Belarusian journalist Pavel Mazheika is serving a six-year prison sentence after being convicted in July 2023 on charges of facilitating extremist activity. Belarusian authorities detained him in August 2022.
On August 30, 2022, law enforcement agents in the western city of Hrodna searched the home of Mazheika, a former journalist with independent Poland-based online television station Belsat TV, and detained him, according to news reports and a report by the Belarusian Association of Journalists (BAJ), an advocacy and trade group operating from exile.
Mazheika had been visiting his parents, Belarusian journalist Lyubov Luneva posted on Facebook. His father’s home was also searched, according to Viasna, a banned Belarusian human rights group.
On September 2, 2022, Mazheika was transferred to a pretrial detention center, according to media reports.
Mazheika’s trial started on July 10, 2023, at a court in Hrodna, according to reports by Viasna and BAJ. On July 26, the court convicted Mazheika of facilitating extremist activity and sentenced him to six years in a high security prison at the request of a state prosecutor, according to Viasna and BAJ. Mazheika denied the charges, those reports said.
Mazheika was tried alongside Yuliya Yurhilevich, a lawyer who was also sentenced that day to six years in prison. Authorities accused the journalist of posting information about Yurhilevich’s disbarment and the sentence of Ales Pushkin, the dissident Belarusian artist who later died in prison, on Belsat’s website, according to Viasna and a BAJ representative, who spoke with CPJ via messaging app on condition of anonymity, citing fear of reprisal. Yurhilevich allegedly shared this information with Mazheika over the phone in February and March 2022.
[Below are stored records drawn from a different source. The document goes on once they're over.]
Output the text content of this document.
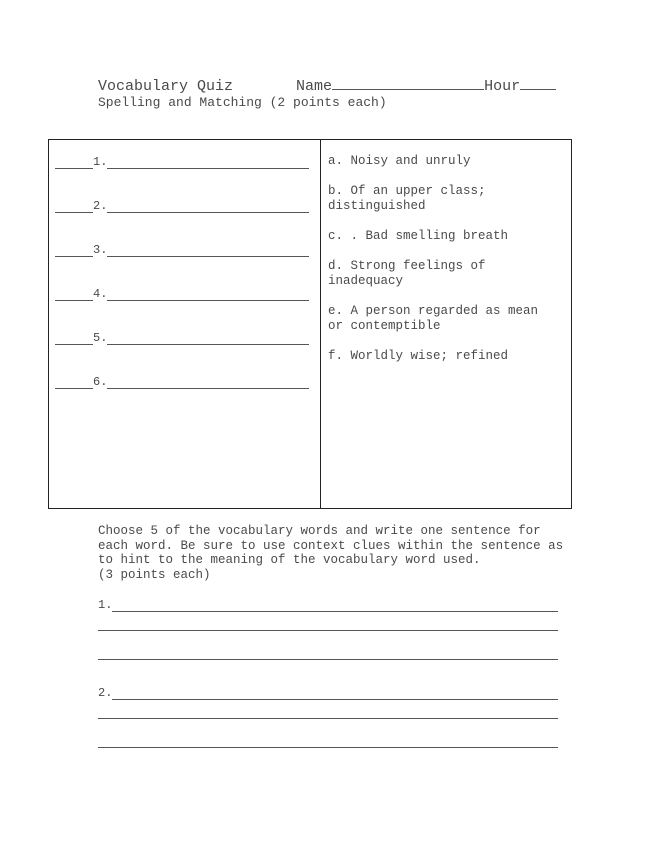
Vocabulary Quiz	Name	Hour
Spelling and Matching (2 points each)
1.
2.
3.
4.
5.
6.
a. Noisy and unruly
b. Of an upper class; distinguished
c. . Bad smelling breath
d. Strong feelings of inadequacy
e. A person regarded as mean or contemptible
f. Worldly wise; refined
Choose 5 of the vocabulary words and write one sentence for each word. Be sure to use context clues within the sentence as to hint to the meaning of the vocabulary word used.
(3 points each)
1.
2.
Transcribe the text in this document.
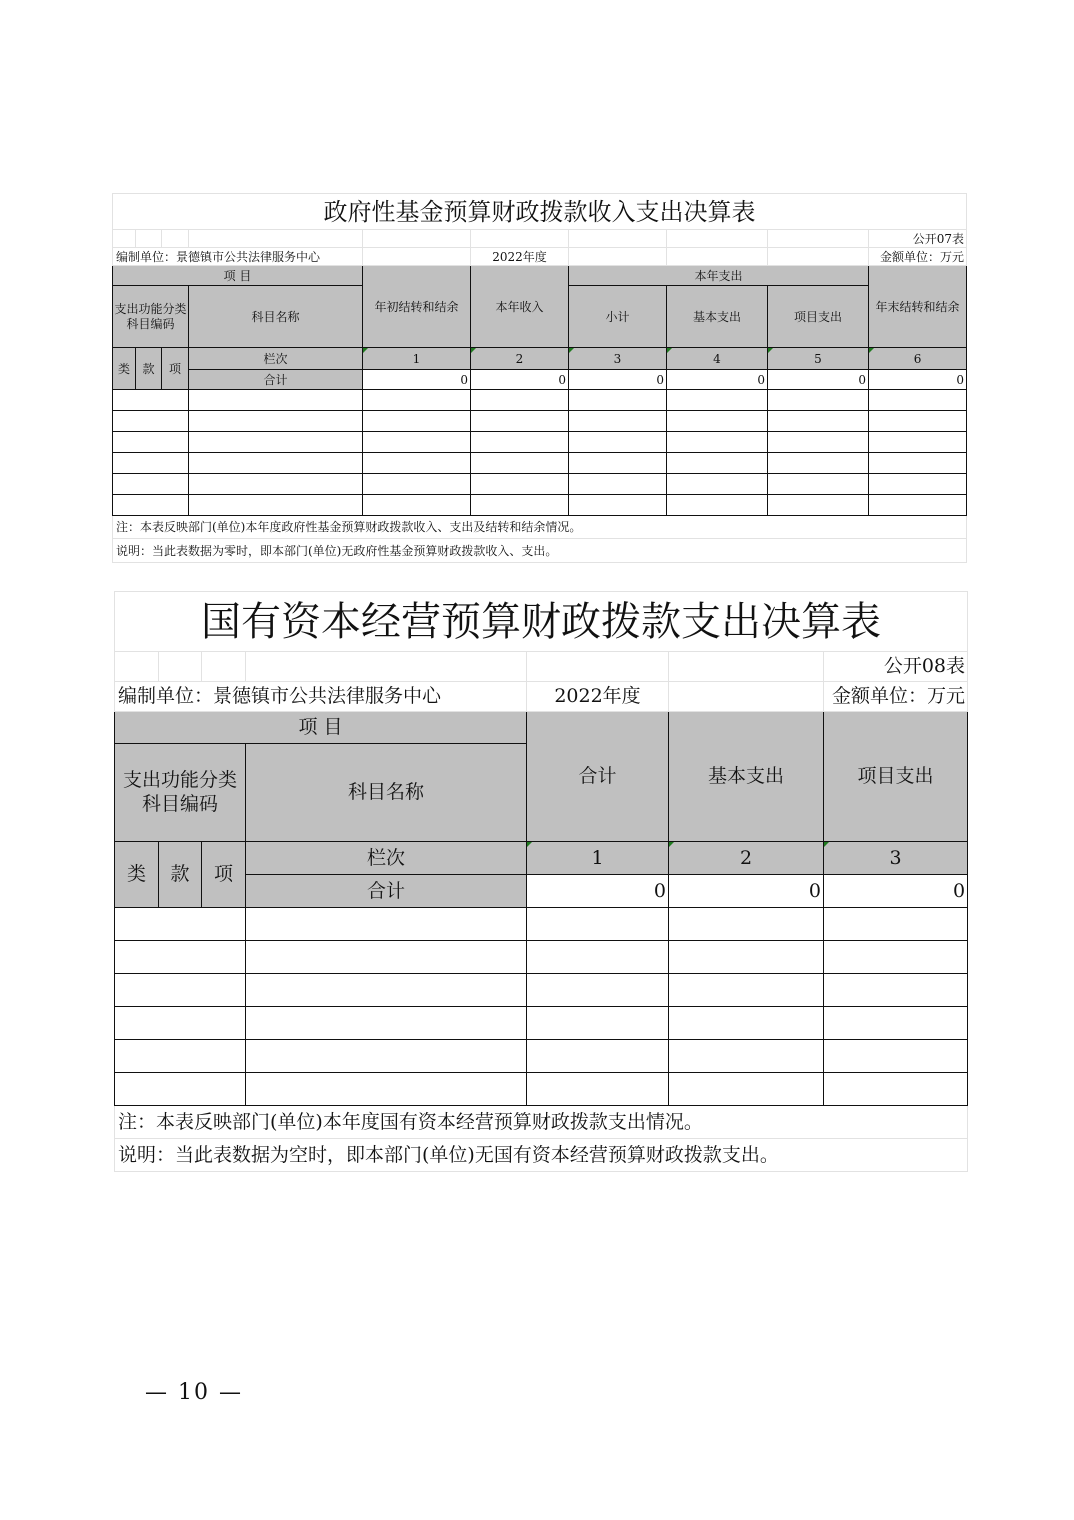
政府性基金预算财政拨款收入支出决算表									
									公开07表
编制单位：景德镇市公共法律服务中心					2022年度				金额单位：万元
项 目				年初结转和结余	本年收入	本年支出			年末结转和结余
支出功能分类科目编码			科目名称			小计	基本支出	项目支出	
类	款	项	栏次	1	2	3	4	5	6
			合计	0	0	0	0	0	0

注：本表反映部门(单位)本年度政府性基金预算财政拨款收入、支出及结转和结余情况。									
说明：当此表数据为零时，即本部门(单位)无政府性基金预算财政拨款收入、支出。									
国有资本经营预算财政拨款支出决算表						
						公开08表
编制单位：景德镇市公共法律服务中心				2022年度		金额单位：万元
项 目				合计	基本支出	项目支出
支出功能分类科目编码			科目名称			
类	款	项	栏次	1	2	3
			合计	0	0	0

注：本表反映部门(单位)本年度国有资本经营预算财政拨款支出情况。						
说明：当此表数据为空时，即本部门(单位)无国有资本经营预算财政拨款支出。						
— 10 —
Mazheika’s wife Iryna Chernianka was quoted as saying by Radio Svaboda, the Belarusian-language service of the U.S. Congress-funded broadcaster Radio Free Europe/Radio Liberty, that Mazheika had been working for Belsat TV since its creation and stopped before Belarusian authorities labeled the broadcaster as “extremist” in July 2021.
On October 17, the Belarusian Supreme Court upheld the sentences for Mazheika and Yurhilevich, according to BAJ. After his appeal was rejected, Mazheika was transferred to an unspecified prison, BAJ reported.
In October 2023, Chernianka told CPJ via messaging app that Mazheika was doing “more [or] less OK,” but that his family could not send him his medicines.
On November 17, the Belarusian Ministry of Interior added him to its list of people allegedly involved in extremist activity, according to BAJ.
Previously, in March 2021, Mazheika was detained for three days in a case involving accusations of the rehabilitation and justification of Nazism, in relation to an exhibit at the Urban Life Center in Hrodna, which he was heading at the time.
In June 2002, Mazheika was convicted of libeling President Aleksandr Lukashenko and sentenced to two years of corrective labor over his reporting for independent weekly newspaper Pahonya. His sentence was later reduced to 12 months. He was one of the first journalists convicted under a criminal libel law passed in 1999, which carries a maximum sentence of five years in prison for libeling the president, according to CPJ’s research.
In October 2023, CPJ called the Belarusian Ministry of Interior for comment, but nobody answered the phone. CPJ emailed the Belarusian Investigative Committee but did not receive any replies.